The two-year-long efforts of Rocket Internet, the German venture capital firm-cum-startup incubator, to sell off Foodpanda India came to fruition last week. Cab aggregator Ola, freshly funded and hungry for quick expansion, bought out the food delivery platform in exchange for a fraction of its shares. The rise in Ola's valuation after the latest funding round and the desperation of Foodpanda’s new parent, Delivery Hero, to sell its Indian unit may have sweetened the deal for the homegrown cab hailing firm.

With Ola’s acquisition of Foodpanda India, Rocket Internet has exited nearly all of its portfolio firms in the country. These firms lost their early mover advantage due to a spate of incidents, including alleged irregularities and top management exits, which eventually led to their distress sale.

The VC firm’s remaining Indian ventures include customised printing services Printvenue and deals and discounts portal CupoNation. It had sold online furniture store FabFurnish.com to Kishore Biyani-led Future Group in April 2016.

Rocket Internet did not respond to queries from VCCircle regarding its India plans.

The sale of Foodpanda India, which was put on the block for two years, is reminiscent of the sale of Jabong in mid-2016. Jabong, once a leading online fashion brand, which had bargained for $1.2 billion from Amazon, was sold to Flipkart-owned Myntra for $70 million in July 2016.

Allegations of irregularities regarding the involvement of Jabong’s operating founder in e-commerce logistic firm GoJavas, top management exodus, and Rocket Internet’s loss of confidence in its Indian business led to the decline of Jabong.

In July 2016, Praveen Sinha, the co-founder and former managing director of the fashion e-tailer, had initiated legal action against an anonymous Twitter account, which had alleged that Rocket Internet was pursuing a case against Sinha for siphoning off more than Rs 100 crore from the company. The development took place after a media report found that Rocket Internet conducted a forensic audit of financial fraud at Jabong that denied the investor-accelerator its stake in GoJavas.

Foodpanda India came under similar scrutiny in September 2016 after a media report found irregularities in the firm’s operations.

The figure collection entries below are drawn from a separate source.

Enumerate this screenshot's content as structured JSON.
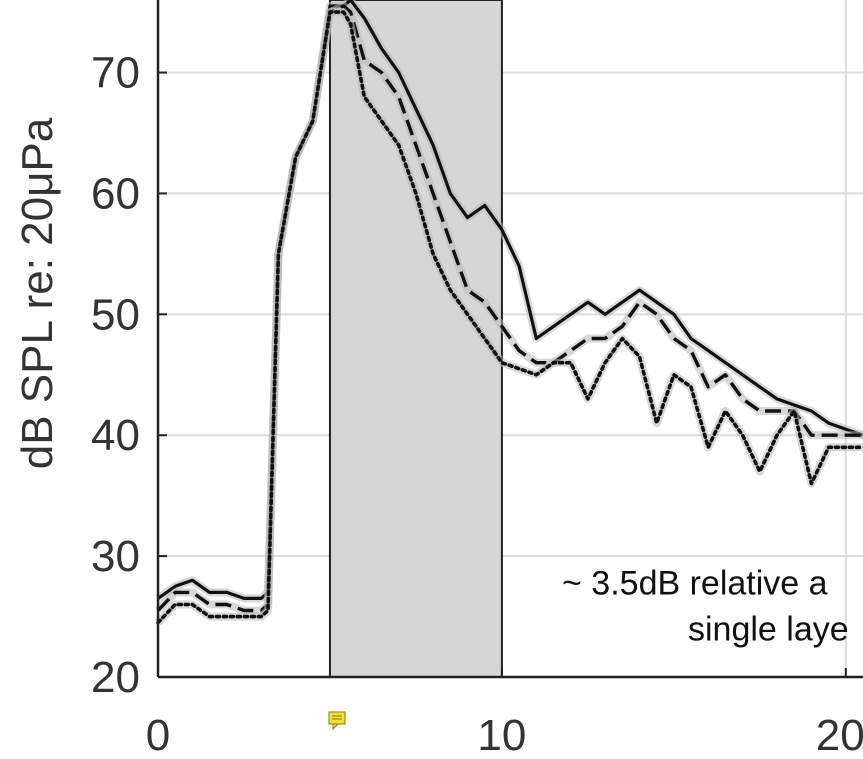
{
  "chart_data": {
    "type": "line",
    "title": "",
    "xlabel": "",
    "ylabel": "dB SPL re: 20μPa",
    "xlim": [
      0,
      20.5
    ],
    "ylim": [
      20,
      76
    ],
    "xticks": [
      "0",
      "10",
      "20"
    ],
    "xtick_values": [
      0,
      10,
      20
    ],
    "yticks": [
      "20",
      "30",
      "40",
      "50",
      "60",
      "70"
    ],
    "ytick_values": [
      20,
      30,
      40,
      50,
      60,
      70
    ],
    "grid": true,
    "shaded_region": {
      "x": [
        5,
        10
      ],
      "color": "#d6d6d6"
    },
    "annotation": {
      "lines": [
        "~ 3.5dB relative a",
        "single laye"
      ],
      "x": 20.5,
      "y": 27.8
    },
    "series": [
      {
        "style": "solid",
        "color": "#111111",
        "x": [
          0,
          0.5,
          1,
          1.5,
          2,
          2.5,
          3,
          3.2,
          3.5,
          4,
          4.5,
          5,
          5.4,
          5.6,
          6,
          6.5,
          7,
          7.5,
          8,
          8.5,
          9,
          9.5,
          10,
          10.5,
          11,
          11.5,
          12,
          12.5,
          13,
          13.5,
          14,
          14.5,
          15,
          15.5,
          16,
          16.5,
          17,
          17.5,
          18,
          18.5,
          19,
          19.5,
          20,
          20.5
        ],
        "y": [
          26.5,
          27.5,
          28,
          27,
          27,
          26.5,
          26.5,
          27,
          55,
          63,
          66,
          75.5,
          75.5,
          76,
          74.5,
          72,
          70,
          67,
          64,
          60,
          58,
          59,
          57,
          54,
          48,
          49,
          50,
          51,
          50,
          51,
          52,
          51,
          50,
          48,
          47,
          46,
          45,
          44,
          43,
          42.5,
          42,
          41,
          40.5,
          40
        ]
      },
      {
        "style": "dashed",
        "color": "#111111",
        "x": [
          0,
          0.5,
          1,
          1.5,
          2,
          2.5,
          3,
          3.2,
          3.5,
          4,
          4.5,
          5,
          5.4,
          5.6,
          6,
          6.5,
          7,
          7.5,
          8,
          8.5,
          9,
          9.5,
          10,
          10.5,
          11,
          11.5,
          12,
          12.5,
          13,
          13.5,
          14,
          14.5,
          15,
          15.5,
          16,
          16.5,
          17,
          17.5,
          18,
          18.5,
          19,
          19.5,
          20,
          20.5
        ],
        "y": [
          25.5,
          27,
          27,
          26,
          26,
          25.5,
          25.5,
          26,
          55,
          63,
          66,
          75,
          75.5,
          75,
          71,
          70,
          68,
          64,
          60,
          56,
          52,
          51,
          49,
          47,
          46,
          46,
          47,
          48,
          48,
          49,
          51,
          50,
          48,
          47,
          44,
          45,
          43,
          42,
          42,
          42,
          40,
          40,
          40,
          40
        ]
      },
      {
        "style": "dotted",
        "color": "#111111",
        "x": [
          0,
          0.5,
          1,
          1.5,
          2,
          2.5,
          3,
          3.2,
          3.5,
          4,
          4.5,
          5,
          5.4,
          5.6,
          6,
          6.5,
          7,
          7.5,
          8,
          8.5,
          9,
          9.5,
          10,
          10.5,
          11,
          11.5,
          12,
          12.5,
          13,
          13.5,
          14,
          14.5,
          15,
          15.5,
          16,
          16.5,
          17,
          17.5,
          18,
          18.5,
          19,
          19.5,
          20,
          20.5
        ],
        "y": [
          24.5,
          26,
          26,
          25,
          25,
          25,
          25,
          25.5,
          55,
          63,
          66,
          75,
          75,
          74,
          68,
          66,
          64,
          60,
          55,
          52,
          50,
          48,
          46,
          45.5,
          45,
          46,
          46,
          43,
          46,
          48,
          46.5,
          41,
          45,
          44,
          39,
          42,
          40,
          37,
          40,
          42,
          36,
          39,
          39,
          39
        ]
      }
    ]
  }
}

Allegations of fraud and the exit of its then managing director, Rohit Chadda, put Rocket Internet in a spot. The German VC firm had appointed Saurabh Kochhar, co-founder of another incubatee firm Printvenue, as the new CEO of Foodpanda India in late 2015 to steady the ship while looking for a buyer.

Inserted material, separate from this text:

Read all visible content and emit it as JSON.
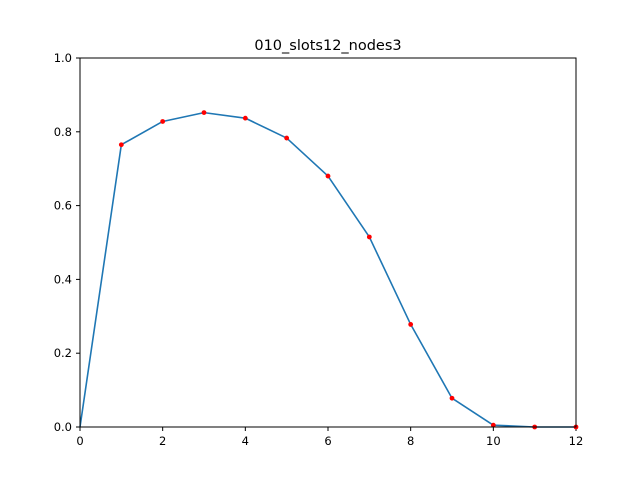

A year down the line, Rocket Internet underwent a major organisational rejig at the global level. As a result, Foodpanda became part of its investee company Delivery Hero. Rocket Internet’s stake in Delivery Hero moved up to around 37%. Though Foodpanda got acquired by a new entity, the intent to sell off the Indian unit still remained. While the company focused heavily on branding and improved its financials, it simultaneously continued its sale talks.

In the meantime, Rocket Internet considerably trimmed its holding in Delivery Hero by selling half of its 26% stake to South African media firm Naspers.

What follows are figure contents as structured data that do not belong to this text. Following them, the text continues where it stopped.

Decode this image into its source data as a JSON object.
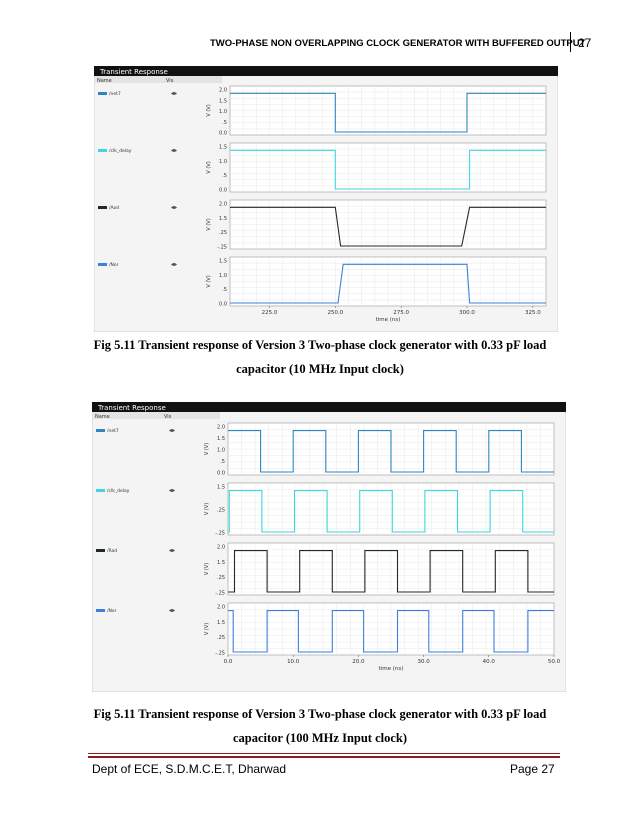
{
  "header": {
    "title": "TWO-PHASE NON OVERLAPPING CLOCK GENERATOR WITH BUFFERED OUTPUT",
    "page_number": "27"
  },
  "figure1": {
    "window_title": "Transient Response",
    "col_name": "Name",
    "col_vis": "Vis",
    "caption_line1": "Fig 5.11 Transient response of Version 3 Two-phase clock generator with 0.33 pF load",
    "caption_line2": "capacitor (10 MHz Input clock)"
  },
  "figure2": {
    "window_title": "Transient Response",
    "col_name": "Name",
    "col_vis": "Vis",
    "caption_line1": "Fig 5.11 Transient response of Version 3 Two-phase clock generator with 0.33 pF load",
    "caption_line2": "capacitor (100 MHz Input clock)"
  },
  "footer": {
    "left": "Dept of ECE, S.D.M.C.E.T, Dharwad",
    "right": "Page 27"
  },
  "chart_data": [
    {
      "type": "line",
      "title": "Transient Response",
      "xlabel": "time (ns)",
      "ylabel": "V (V)",
      "xlim": [
        210,
        330
      ],
      "x_ticks": [
        "225.0",
        "250.0",
        "275.0",
        "300.0",
        "325.0"
      ],
      "series": [
        {
          "name": "/net7",
          "color": "#2e86c1",
          "y_ticks": [
            "2.0",
            "1.5",
            "1.0",
            ".5",
            "0.0"
          ],
          "points": [
            [
              210,
              1.8
            ],
            [
              250,
              1.8
            ],
            [
              250,
              0
            ],
            [
              300,
              0
            ],
            [
              300,
              1.8
            ],
            [
              330,
              1.8
            ]
          ]
        },
        {
          "name": "/clk_delay",
          "color": "#3fd6e0",
          "y_ticks": [
            "1.5",
            "1.0",
            ".5",
            "0.0"
          ],
          "points": [
            [
              210,
              1.8
            ],
            [
              250,
              1.8
            ],
            [
              250,
              0
            ],
            [
              301,
              0
            ],
            [
              301,
              1.8
            ],
            [
              330,
              1.8
            ]
          ]
        },
        {
          "name": "/Aod",
          "color": "#1c2e1c",
          "y_ticks": [
            "2.0",
            "1.5",
            ".25",
            "-.25"
          ],
          "points": [
            [
              210,
              1.8
            ],
            [
              250,
              1.8
            ],
            [
              252,
              0
            ],
            [
              298,
              0
            ],
            [
              301,
              1.8
            ],
            [
              330,
              1.8
            ]
          ]
        },
        {
          "name": "/Nor",
          "color": "#3d7fe0",
          "y_ticks": [
            "1.5",
            "1.0",
            ".5",
            "0.0"
          ],
          "points": [
            [
              210,
              0
            ],
            [
              251,
              0
            ],
            [
              253,
              1.8
            ],
            [
              300,
              1.8
            ],
            [
              301,
              0
            ],
            [
              330,
              0
            ]
          ]
        }
      ]
    },
    {
      "type": "line",
      "title": "Transient Response",
      "xlabel": "time (ns)",
      "ylabel": "V (V)",
      "xlim": [
        0,
        50
      ],
      "x_ticks": [
        "0.0",
        "10.0",
        "20.0",
        "30.0",
        "40.0",
        "50.0"
      ],
      "series": [
        {
          "name": "/net7",
          "color": "#2e86c1",
          "y_ticks": [
            "2.0",
            "1.5",
            "1.0",
            ".5",
            "0.0"
          ],
          "period_ns": 10,
          "high_start_ns": 0,
          "high_end_ns": 5
        },
        {
          "name": "/clk_delay",
          "color": "#3fd6e0",
          "y_ticks": [
            "1.5",
            ".25",
            "-.25"
          ],
          "period_ns": 10,
          "high_start_ns": 0.2,
          "high_end_ns": 5.2
        },
        {
          "name": "/Rad",
          "color": "#1c2e1c",
          "y_ticks": [
            "2.0",
            "1.5",
            ".25",
            "-.25"
          ],
          "period_ns": 10,
          "high_start_ns": 1.0,
          "high_end_ns": 6.0
        },
        {
          "name": "/Nor",
          "color": "#3d7fe0",
          "y_ticks": [
            "2.0",
            "1.5",
            ".25",
            "-.25"
          ],
          "period_ns": 10,
          "high_start_ns": 6.0,
          "high_end_ns": 0.8
        }
      ]
    }
  ]
}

Rocket Internet operates on a formula wherein it copies business models that have been successful in developed countries like the US in emerging markets like India, and it also appoints its own executives to run these businesses.

According to investors and former executives at Rocket-backed firms that VCCircle spoke to last year, what caused the German company to falter in India was its inability to consider the local scenario while running the businesses, lack of effective oversight, and will to stay in the game. Besides, the firm also hired founders with little emotional connect to the businesses they led.

A senior global Rocket executive too admitted that the VC firm may have made certain miscalculations “in putting trust in everyone” while doing business in India.

“It is very important to be close to the market. Sometimes, you have this approach basically to put a lot of trust in everyone that this will work out and just let them go. It is something we like but it is not really working everywhere,” Hanno Stegmann, CEO, Asia Rocket Internet had said at an event in Bangalore last year.

Rocket’s decision to sell its ventures at a far lower price than the valuations they once commanded after some major internal crises also reflects its lack of will to stay put in the highly competitive Indian market that demands huge capital and dedicated focus.

At the time it sold Jabong to Myntra, Rocket Internet’s Global Fashion Group, of which the fashion e-tailer was a subsidiary, said that the Indian market was extremely competitive and unprofitable.

Will Rocket Internet return to India?

The answer is yes and no.

“India is a tricky market and also a competitive market. Competition has always been increasing dramatically in India and perhaps faster than you would have thought in the beginning,” Stegmann had said in 2016.

“But it doesn’t mean we are not looking at India at all. It is such a big market. As soon as we find the right interesting business concept, the right team, we will continue to launch something in India,” he added.